Initialize consumers

all configurations could be seen in here https://github.com/edenhill/librdkafka/blob/master/CONFIGURATION.md

In [None]:
from confluent_kafka import Consumer

group_id = f"{username}-group2"
client_id = f"{username}-client2"


consumer = Consumer({
    'bootstrap.servers': bootstrap_servers,
    'group.id': group_id,
    'client.id': client_id,
    'auto.offset.reset': 'earliest'
})

topic_name = f"{username}-topic2"

consumer.subscribe([topic_name])

while True:
    msg = consumer.poll(1.0)

    if msg is None:
        continue
    if msg.error():
        print("Consumer error: {}".format(msg.error()))
        continue

    print('Received message: {}'.format(msg.value().decode('utf-8')))

consumer.close()

### Deserializer

#### JSON

In [None]:
from confluent_kafka import DeserializingConsumer
from confluent_kafka.schema_registry.json_schema import JSONDeserializer
from confluent_kafka.serialization import StringDeserializer

topic_name_json = f"{topic_name}_json"

schema_str = """
{
    "$schema": "http://json-schema.org/draft-07/schema#",
    "title": "User",
    "description": "A Confluent Kafka Python User",
    "type": "object",
    "properties": {
    "name": {
        "description": "User's name",
        "type": "string"
    },
    "favorite_number": {
        "description": "User's favorite number",
        "type": "number",
        "exclusiveMinimum": 0
    },
    "favorite_color": {
        "description": "User's favorite color",
        "type": "string"
    }
    },
    "required": [ "name", "favorite_number", "favorite_color" ]
}
"""

json_deserializer = JSONDeserializer(schema_str)
string_deserializer = StringDeserializer('utf_8')
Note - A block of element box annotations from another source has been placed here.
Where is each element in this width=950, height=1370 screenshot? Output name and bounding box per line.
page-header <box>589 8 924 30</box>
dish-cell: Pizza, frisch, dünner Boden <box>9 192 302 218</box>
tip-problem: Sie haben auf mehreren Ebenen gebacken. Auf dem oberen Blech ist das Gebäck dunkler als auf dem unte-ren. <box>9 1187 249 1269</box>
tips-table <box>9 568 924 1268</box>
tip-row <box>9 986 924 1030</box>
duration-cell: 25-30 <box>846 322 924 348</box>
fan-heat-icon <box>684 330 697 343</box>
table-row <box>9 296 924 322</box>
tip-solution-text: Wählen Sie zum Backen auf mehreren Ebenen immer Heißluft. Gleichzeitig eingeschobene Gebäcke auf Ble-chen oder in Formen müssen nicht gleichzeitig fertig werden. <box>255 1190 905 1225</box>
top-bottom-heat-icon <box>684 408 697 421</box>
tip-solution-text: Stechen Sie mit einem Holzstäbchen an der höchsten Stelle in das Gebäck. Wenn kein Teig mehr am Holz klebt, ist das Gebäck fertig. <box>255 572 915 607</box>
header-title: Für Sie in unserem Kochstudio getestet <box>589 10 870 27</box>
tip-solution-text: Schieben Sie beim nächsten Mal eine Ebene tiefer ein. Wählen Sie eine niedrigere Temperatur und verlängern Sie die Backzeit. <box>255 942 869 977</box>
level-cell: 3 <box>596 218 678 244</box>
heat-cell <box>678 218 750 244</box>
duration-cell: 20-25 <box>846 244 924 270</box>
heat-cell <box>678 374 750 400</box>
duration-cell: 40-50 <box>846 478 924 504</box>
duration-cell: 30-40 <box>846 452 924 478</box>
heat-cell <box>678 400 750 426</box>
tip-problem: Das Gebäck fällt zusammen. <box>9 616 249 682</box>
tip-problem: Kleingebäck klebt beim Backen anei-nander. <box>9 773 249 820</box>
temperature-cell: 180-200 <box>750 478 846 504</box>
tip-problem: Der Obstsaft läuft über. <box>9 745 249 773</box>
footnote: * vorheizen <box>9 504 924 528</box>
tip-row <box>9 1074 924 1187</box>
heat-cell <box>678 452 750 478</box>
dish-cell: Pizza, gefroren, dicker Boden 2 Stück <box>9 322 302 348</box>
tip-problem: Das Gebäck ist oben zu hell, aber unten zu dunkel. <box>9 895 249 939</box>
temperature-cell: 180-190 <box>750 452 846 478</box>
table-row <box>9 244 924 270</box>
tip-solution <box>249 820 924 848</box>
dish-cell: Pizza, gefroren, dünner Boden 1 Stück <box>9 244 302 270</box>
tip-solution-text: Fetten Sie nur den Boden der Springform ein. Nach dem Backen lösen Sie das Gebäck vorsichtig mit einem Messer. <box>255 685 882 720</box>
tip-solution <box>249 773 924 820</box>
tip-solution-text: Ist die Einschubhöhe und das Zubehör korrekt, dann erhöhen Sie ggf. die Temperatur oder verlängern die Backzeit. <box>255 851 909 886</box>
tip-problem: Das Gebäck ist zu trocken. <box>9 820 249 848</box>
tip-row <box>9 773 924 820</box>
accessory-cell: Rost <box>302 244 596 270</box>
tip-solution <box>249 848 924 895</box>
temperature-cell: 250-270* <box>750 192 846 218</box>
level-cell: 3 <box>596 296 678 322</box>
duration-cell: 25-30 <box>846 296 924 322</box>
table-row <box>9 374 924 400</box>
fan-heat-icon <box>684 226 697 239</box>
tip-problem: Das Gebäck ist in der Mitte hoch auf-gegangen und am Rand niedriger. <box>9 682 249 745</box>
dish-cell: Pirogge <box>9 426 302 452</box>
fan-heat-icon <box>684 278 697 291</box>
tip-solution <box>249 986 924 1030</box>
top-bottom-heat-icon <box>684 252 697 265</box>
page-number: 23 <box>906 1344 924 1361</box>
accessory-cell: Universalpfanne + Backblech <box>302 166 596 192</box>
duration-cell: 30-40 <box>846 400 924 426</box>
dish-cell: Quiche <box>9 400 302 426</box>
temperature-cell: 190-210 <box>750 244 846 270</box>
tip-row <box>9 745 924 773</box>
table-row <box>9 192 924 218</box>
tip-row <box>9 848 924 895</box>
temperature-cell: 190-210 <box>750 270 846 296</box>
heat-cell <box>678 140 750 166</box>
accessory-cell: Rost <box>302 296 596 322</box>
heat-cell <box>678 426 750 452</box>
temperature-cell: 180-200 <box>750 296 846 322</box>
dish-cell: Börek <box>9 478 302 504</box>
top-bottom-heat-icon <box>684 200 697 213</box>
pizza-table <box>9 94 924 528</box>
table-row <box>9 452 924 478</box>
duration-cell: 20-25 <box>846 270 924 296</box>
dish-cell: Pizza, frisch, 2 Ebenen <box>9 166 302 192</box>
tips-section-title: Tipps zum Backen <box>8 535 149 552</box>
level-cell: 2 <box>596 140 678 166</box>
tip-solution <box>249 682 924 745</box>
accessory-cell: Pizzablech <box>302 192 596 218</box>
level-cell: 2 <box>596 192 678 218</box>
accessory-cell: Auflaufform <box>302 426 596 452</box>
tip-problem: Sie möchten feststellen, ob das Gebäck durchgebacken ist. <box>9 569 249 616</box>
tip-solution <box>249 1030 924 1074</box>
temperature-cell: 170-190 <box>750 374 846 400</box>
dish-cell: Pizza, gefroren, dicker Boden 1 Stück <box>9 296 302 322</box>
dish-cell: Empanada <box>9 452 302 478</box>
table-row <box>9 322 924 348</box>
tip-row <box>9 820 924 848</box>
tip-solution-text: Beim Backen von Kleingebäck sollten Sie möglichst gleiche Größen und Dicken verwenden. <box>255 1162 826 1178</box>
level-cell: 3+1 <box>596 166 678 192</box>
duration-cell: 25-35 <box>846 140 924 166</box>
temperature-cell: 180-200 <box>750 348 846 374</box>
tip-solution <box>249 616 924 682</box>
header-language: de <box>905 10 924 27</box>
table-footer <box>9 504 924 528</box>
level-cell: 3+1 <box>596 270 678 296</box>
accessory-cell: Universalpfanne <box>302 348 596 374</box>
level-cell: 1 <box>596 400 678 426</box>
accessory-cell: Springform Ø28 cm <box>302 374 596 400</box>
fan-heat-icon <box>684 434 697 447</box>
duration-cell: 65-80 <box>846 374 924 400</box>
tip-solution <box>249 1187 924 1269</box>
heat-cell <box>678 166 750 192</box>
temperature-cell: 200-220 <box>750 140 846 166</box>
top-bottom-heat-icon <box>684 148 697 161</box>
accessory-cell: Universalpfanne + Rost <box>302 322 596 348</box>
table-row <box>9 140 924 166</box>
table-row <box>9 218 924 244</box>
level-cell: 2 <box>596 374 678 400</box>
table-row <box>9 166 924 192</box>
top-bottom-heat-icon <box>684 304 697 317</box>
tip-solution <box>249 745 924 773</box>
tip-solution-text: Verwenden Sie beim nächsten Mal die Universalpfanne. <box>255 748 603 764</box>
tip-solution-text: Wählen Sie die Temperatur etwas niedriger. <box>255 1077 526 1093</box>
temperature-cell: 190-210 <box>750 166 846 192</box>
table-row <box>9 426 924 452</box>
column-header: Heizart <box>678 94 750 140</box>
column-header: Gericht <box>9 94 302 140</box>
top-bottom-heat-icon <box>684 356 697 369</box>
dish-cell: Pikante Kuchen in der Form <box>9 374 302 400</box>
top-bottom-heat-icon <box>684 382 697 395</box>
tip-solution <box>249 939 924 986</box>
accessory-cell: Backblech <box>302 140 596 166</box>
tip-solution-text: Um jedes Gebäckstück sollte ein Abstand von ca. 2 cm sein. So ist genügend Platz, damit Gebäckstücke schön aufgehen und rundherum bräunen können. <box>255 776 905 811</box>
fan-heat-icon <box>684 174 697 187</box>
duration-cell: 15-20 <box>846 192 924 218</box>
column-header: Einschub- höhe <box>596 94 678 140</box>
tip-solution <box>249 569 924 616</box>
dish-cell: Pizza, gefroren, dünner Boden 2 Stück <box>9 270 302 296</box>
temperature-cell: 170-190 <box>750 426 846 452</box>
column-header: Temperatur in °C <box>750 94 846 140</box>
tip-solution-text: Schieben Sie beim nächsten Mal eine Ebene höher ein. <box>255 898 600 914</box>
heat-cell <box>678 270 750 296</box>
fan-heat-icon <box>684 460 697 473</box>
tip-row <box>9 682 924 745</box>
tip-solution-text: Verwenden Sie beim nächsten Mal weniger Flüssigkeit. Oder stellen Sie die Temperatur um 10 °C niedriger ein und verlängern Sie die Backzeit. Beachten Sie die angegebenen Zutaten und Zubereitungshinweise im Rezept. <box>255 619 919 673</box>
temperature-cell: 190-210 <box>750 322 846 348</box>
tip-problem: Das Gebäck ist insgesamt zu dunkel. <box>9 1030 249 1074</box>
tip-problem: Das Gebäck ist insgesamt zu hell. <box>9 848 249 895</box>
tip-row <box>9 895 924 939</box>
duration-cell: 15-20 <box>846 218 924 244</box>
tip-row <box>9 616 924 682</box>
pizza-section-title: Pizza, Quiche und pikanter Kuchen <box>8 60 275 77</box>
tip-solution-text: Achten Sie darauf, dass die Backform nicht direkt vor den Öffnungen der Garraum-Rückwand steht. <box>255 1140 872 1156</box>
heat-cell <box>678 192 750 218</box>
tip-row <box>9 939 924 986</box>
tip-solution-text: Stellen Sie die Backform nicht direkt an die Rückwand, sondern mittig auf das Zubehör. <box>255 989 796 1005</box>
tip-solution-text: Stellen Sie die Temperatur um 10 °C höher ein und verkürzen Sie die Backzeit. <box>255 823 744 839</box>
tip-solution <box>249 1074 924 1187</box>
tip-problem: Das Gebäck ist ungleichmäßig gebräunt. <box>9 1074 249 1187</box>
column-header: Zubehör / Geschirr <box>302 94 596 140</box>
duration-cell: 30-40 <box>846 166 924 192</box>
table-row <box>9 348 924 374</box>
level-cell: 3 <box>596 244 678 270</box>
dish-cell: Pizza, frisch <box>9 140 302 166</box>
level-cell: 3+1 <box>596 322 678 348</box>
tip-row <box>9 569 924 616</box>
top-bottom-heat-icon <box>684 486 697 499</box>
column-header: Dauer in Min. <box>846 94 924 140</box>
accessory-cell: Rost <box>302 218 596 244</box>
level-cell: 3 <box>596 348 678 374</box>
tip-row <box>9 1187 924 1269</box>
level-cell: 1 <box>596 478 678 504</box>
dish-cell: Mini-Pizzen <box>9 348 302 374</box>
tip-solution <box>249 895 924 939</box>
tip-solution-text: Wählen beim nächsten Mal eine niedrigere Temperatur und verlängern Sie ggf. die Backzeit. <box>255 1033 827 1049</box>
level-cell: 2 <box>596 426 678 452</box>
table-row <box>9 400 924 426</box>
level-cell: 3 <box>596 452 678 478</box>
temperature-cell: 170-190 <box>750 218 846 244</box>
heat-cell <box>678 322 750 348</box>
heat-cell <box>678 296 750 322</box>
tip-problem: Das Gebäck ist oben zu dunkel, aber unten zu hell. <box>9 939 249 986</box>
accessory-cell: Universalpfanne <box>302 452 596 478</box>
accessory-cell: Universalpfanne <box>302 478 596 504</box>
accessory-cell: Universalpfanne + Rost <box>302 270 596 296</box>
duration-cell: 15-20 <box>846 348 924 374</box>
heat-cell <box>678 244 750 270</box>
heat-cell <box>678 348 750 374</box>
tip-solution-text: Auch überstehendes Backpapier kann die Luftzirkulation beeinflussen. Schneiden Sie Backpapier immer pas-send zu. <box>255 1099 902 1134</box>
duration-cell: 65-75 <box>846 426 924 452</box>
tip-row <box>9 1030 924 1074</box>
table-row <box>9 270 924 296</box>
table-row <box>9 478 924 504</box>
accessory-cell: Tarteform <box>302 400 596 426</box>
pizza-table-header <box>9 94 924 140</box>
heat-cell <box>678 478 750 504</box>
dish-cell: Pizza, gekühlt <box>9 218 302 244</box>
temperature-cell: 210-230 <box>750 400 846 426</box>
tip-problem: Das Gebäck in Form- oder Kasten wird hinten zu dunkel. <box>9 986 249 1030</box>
consumer_conf = {'bootstrap.servers': bootstrap_servers,
                    'key.deserializer': string_deserializer,
                    'value.deserializer': json_deserializer,
                    'group.id': group_id + '-json',
                    'auto.offset.reset': "earliest"}

consumer = DeserializingConsumer(consumer_conf)
consumer.subscribe([topic_name_json])

while True:
    try:
        # SIGINT can't be handled when polling, limit timeout to 1 second.
        msg = consumer.poll(1.0)
        if msg is None:
            continue

        user = msg.value()
        if user is not None:
            print(user)
    except KeyboardInterrupt:
        break

consumer.close()

#### Avro

In [None]:
from confluent_kafka.avro import AvroConsumer
from confluent_kafka.avro.serializer import SerializerError

topic_name_avro = f"{username}-topic2_avro"
group_id = f"{username}-group2-avro"
client_id = f"{username}-client2-avro"

consumer = AvroConsumer({
    'bootstrap.servers': bootstrap_servers,
    'group.id': group_id,
    'client.id': client_id,
    'auto.offset.reset': 'earliest',
    'schema.registry.url': schema_registry_url
})

consumer.subscribe([topic_name_avro])

while True:
    try:
        msg = consumer.poll(1)

    except SerializerError as e:
        print("Message deserialization failed for {}: {}".format(msg, e))
        break

    if msg is None:
        continue

    if msg.error():
        print("AvroConsumer error: {}".format(msg.error()))
        continue

    print(msg.value())

consumer.close()

---

## Partition

different consumer group has different offset from partition


In [None]:
from confluent_kafka import Consumer

group_id = f"{username}-group2-a"
client_id = f"{username}-client2-a"


consumer = Consumer({
    'bootstrap.servers': bootstrap_servers,
    'group.id': group_id,
    'client.id': client_id,
    'auto.offset.reset': 'earliest'
})

topic_name = f"{username}-topic2"

consumer.subscribe([topic_name])

while True:
    msg = consumer.poll(1.0)

    if msg is None:
        continue
    if msg.error():
        print("Consumer error: {}".format(msg.error()))
        continue

    print('Received message: {}'.format(msg.value().decode('utf-8')))

consumer.close()

In [None]:
from confluent_kafka import Consumer

group_id = f"{username}-group2-b"
client_id = f"{username}-client2-b"


consumer = Consumer({
    'bootstrap.servers': bootstrap_servers,
    'group.id': group_id,
    'client.id': client_id,
    'auto.offset.reset': 'earliest'
})

topic_name = f"{username}-topic2"

consumer.subscribe([topic_name])

while True:
    msg = consumer.poll(1.0)

    if msg is None:
        continue
    if msg.error():
        print("Consumer error: {}".format(msg.error()))
        continue

    print('Received message: {}'.format(msg.value().decode('utf-8')))

consumer.close()